The symptoms of fall/winter-onset SAD can have these symptoms:
- Mood changes
- Fatigue and lower energy levels
- Sleep changes
- Withdrawal from others and activities that are usually enjoyable
- Suffering from aches and pains
- Increase in appetite and, more specifically, carb cravings
- Weight gain
The numbers of fall/winter SAD tend to be higher further from the equator. This is thought to be because of the lack of light in the winter months, which causes levels of serotonin to drop. There are a few ways you can combat the effects of SAD:
- Prescribed medication to increase serotonin levels
- Vitamin D supplements
- Exercise, specifically aerobic
- Getting quality sleep by turning off technology at least one hour before bed, avoiding long naps during the day and keeping regular sleep and wake times, even on the weekends
- Light therapy
Light therapy can be one of the most effective ways to improve SAD. On a sunny day, walking at least 30 minutes outside or on a cloudy day for two hours, can help alleviate the symptoms.
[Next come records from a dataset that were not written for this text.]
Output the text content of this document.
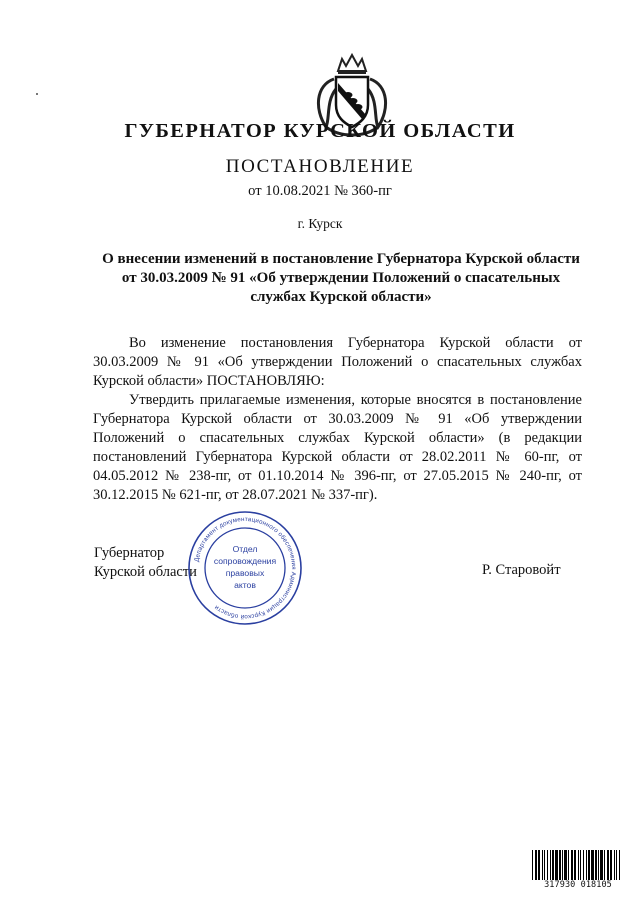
ГУБЕРНАТОР КУРСКОЙ ОБЛАСТИ
ПОСТАНОВЛЕНИЕ
от 10.08.2021 № 360-пг
г. Курск
О внесении изменений в постановление Губернатора Курской области от 30.03.2009 № 91 «Об утверждении Положений о спасательных службах Курской области»
Во изменение постановления Губернатора Курской области от 30.03.2009 № 91 «Об утверждении Положений о спасательных службах Курской области» ПОСТАНОВЛЯЮ:
Утвердить прилагаемые изменения, которые вносятся в постановление Губернатора Курской области от 30.03.2009 № 91 «Об утверждении Положений о спасательных службах Курской области» (в редакции постановлений Губернатора Курской области от 28.02.2011 № 60-пг, от 04.05.2012 № 238-пг, от 01.10.2014 № 396-пг, от 27.05.2015 № 240-пг, от 30.12.2015 № 621-пг, от 28.07.2021 № 337-пг).
Губернатор
Курской области	Р. Старовойт
Департамент документационного обеспечения Администрации Курской области
Отдел
сопровождения
правовых
актов
317930 018105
However, most people can’t make time to fit in two hours of walking, so there are other ways to increase daily light intake:
- A light box or lamp with 10,000 LUX — You only need to use the lamp for 30–60 minutes on a daily basis, but try using it right away in the morning and at the same time every day to get the most benefit.
- A dawn simulator — If you have difficulty waking up during dark winter mornings, a dawn simulator is an alarm clock with a light that progressively gets brighter 30–60 minutes before your alarm goes off.
Recognizing the symptoms of SAD can prevent them from becoming severe. If your symptoms persist or worsen, contact your primary care provider to talk about your concerns.